Web proxies are servers in the network which proxy the traffic towards the web server by terminating the TCP session towards the client and establishing a TCP session towards the web server. The data retrieved on the session towards the web server is forwarded to the client.
Figure 5.159. The TCP sessions towards a web proxy
.--------. .----------. .------------. | client | <------> | web proxy | <------> | web server | '--------' '----------' '------------' TCP session from TCP session from client to web proxy web proxy to server on TCP port 8080 on TCP port 80
Web proxies can also have a caching functionality, where static objects requested by a remote web server are stored on the web proxy and served to the client if the web proxy knows that the object is still valid. This will save traffic on the link between the web proxy and the web server, but the latency is often still there.

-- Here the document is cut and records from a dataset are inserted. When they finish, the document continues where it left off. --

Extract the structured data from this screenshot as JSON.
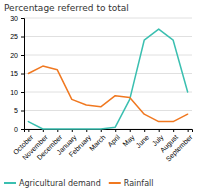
{
  "chart_data": {
    "type": "line",
    "title": "Percentage referred to total",
    "categories": [
      "October",
      "November",
      "December",
      "January",
      "February",
      "March",
      "April",
      "May",
      "June",
      "July",
      "August",
      "September"
    ],
    "series": [
      {
        "name": "Agricultural demand",
        "color": "#3abfb0",
        "values": [
          2,
          0,
          0,
          0,
          0,
          0,
          0.5,
          8,
          24,
          27,
          24,
          10
        ]
      },
      {
        "name": "Rainfall",
        "color": "#f07820",
        "values": [
          15,
          17,
          16,
          8,
          6.5,
          6,
          9,
          8.5,
          4,
          2,
          2,
          4
        ]
      }
    ],
    "ylim": [
      0,
      30
    ],
    "yticks": [
      0,
      5,
      10,
      15,
      20,
      25,
      30
    ],
    "grid": true,
    "legend": "bottom"
  }
}
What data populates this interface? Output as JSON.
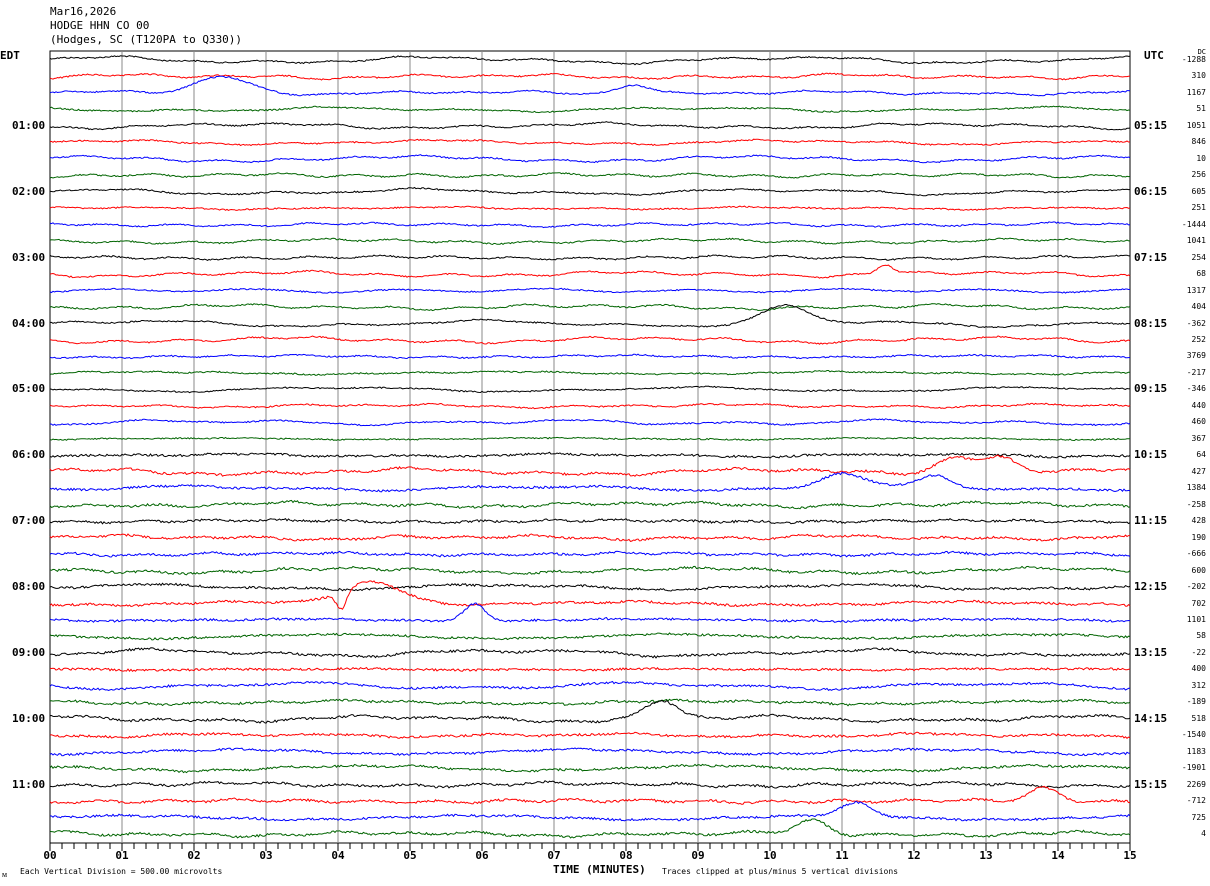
{
  "header": {
    "date": "Mar16,2026",
    "station": "HODGE HHN CO 00",
    "location": "(Hodges, SC (T120PA to Q330))"
  },
  "left_zone": "EDT",
  "right_zone": "UTC",
  "dc_header": "DC",
  "left_times": [
    "01:00",
    "02:00",
    "03:00",
    "04:00",
    "05:00",
    "06:00",
    "07:00",
    "08:00",
    "09:00",
    "10:00",
    "11:00"
  ],
  "right_times": [
    "05:15",
    "06:15",
    "07:15",
    "08:15",
    "09:15",
    "10:15",
    "11:15",
    "12:15",
    "13:15",
    "14:15",
    "15:15"
  ],
  "footer": {
    "scale": "Each Vertical Division =  500.00 microvolts",
    "xlabel": "TIME (MINUTES)",
    "clip_note": "Traces clipped at plus/minus 5 vertical divisions"
  },
  "chart_data": {
    "type": "line",
    "title": "HODGE HHN CO 00 helicorder",
    "xlabel": "TIME (MINUTES)",
    "xlim": [
      0,
      15
    ],
    "x_ticks": [
      "00",
      "01",
      "02",
      "03",
      "04",
      "05",
      "06",
      "07",
      "08",
      "09",
      "10",
      "11",
      "12",
      "13",
      "14",
      "15"
    ],
    "trace_count": 48,
    "trace_minutes": 15,
    "colors": [
      "#000000",
      "#ff0000",
      "#0000ff",
      "#006400"
    ],
    "dc_offsets": [
      "-1288",
      "310",
      "1167",
      "51",
      "1051",
      "846",
      "10",
      "256",
      "605",
      "251",
      "-1444",
      "1041",
      "254",
      "68",
      "1317",
      "404",
      "-362",
      "252",
      "3769",
      "-217",
      "-346",
      "440",
      "460",
      "367",
      "64",
      "427",
      "1384",
      "-258",
      "428",
      "190",
      "-666",
      "600",
      "-202",
      "702",
      "1101",
      "58",
      "-22",
      "400",
      "312",
      "-189",
      "518",
      "-1540",
      "1183",
      "-1901",
      "2269",
      "-712",
      "725",
      "4"
    ],
    "events": [
      {
        "trace": 2,
        "minute": 2.4,
        "amp": -1.0,
        "width": 0.5
      },
      {
        "trace": 2,
        "minute": 8.1,
        "amp": -0.6,
        "width": 0.3
      },
      {
        "trace": 13,
        "minute": 11.6,
        "amp": -0.6,
        "width": 0.15
      },
      {
        "trace": 16,
        "minute": 10.2,
        "amp": -1.0,
        "width": 0.4
      },
      {
        "trace": 25,
        "minute": 12.6,
        "amp": -1.0,
        "width": 0.4
      },
      {
        "trace": 25,
        "minute": 13.2,
        "amp": -0.8,
        "width": 0.3
      },
      {
        "trace": 26,
        "minute": 11.0,
        "amp": -0.9,
        "width": 0.4
      },
      {
        "trace": 26,
        "minute": 12.3,
        "amp": -0.7,
        "width": 0.3
      },
      {
        "trace": 33,
        "minute": 4.5,
        "amp": -1.3,
        "width": 0.6
      },
      {
        "trace": 33,
        "minute": 4.05,
        "amp": 1.1,
        "width": 0.1
      },
      {
        "trace": 34,
        "minute": 5.9,
        "amp": -1.0,
        "width": 0.2
      },
      {
        "trace": 40,
        "minute": 8.5,
        "amp": -1.1,
        "width": 0.3
      },
      {
        "trace": 45,
        "minute": 13.8,
        "amp": -0.8,
        "width": 0.3
      },
      {
        "trace": 46,
        "minute": 11.2,
        "amp": -0.8,
        "width": 0.3
      },
      {
        "trace": 47,
        "minute": 10.6,
        "amp": -0.8,
        "width": 0.3
      }
    ]
  }
}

For the Steelhead appliance, the issue is that the web proxy is serving both plain-text and encrypted traffic on TCP port 8080 which makes an optimal optimization on that TCP port impossible.
The details of which web proxy server to use are configured on the client's web browser and there are two approaches:
Manual configuration in the clients web browsers settings, where different proxies can be configured for HTTP, HTTPS and FTP protocols.
Automatic configuration of the clients web browsers settings by the use of a Proxy Auto-Configuration file, a JavaScript file which parses the URL about to be retrieved and returns the proxy to be used.
By selecting different TCP port numbers for different kinds of traffic, for example TCP port 8080 for HTTP traffic and TCP port 8443 for HTTPS traffic, it will be possible for the Steelhead appliances to only optimize the plain-text HTTP traffic on TCP port 8080 and pass-through the encrypted HTTPS traffic on TCP port 8443.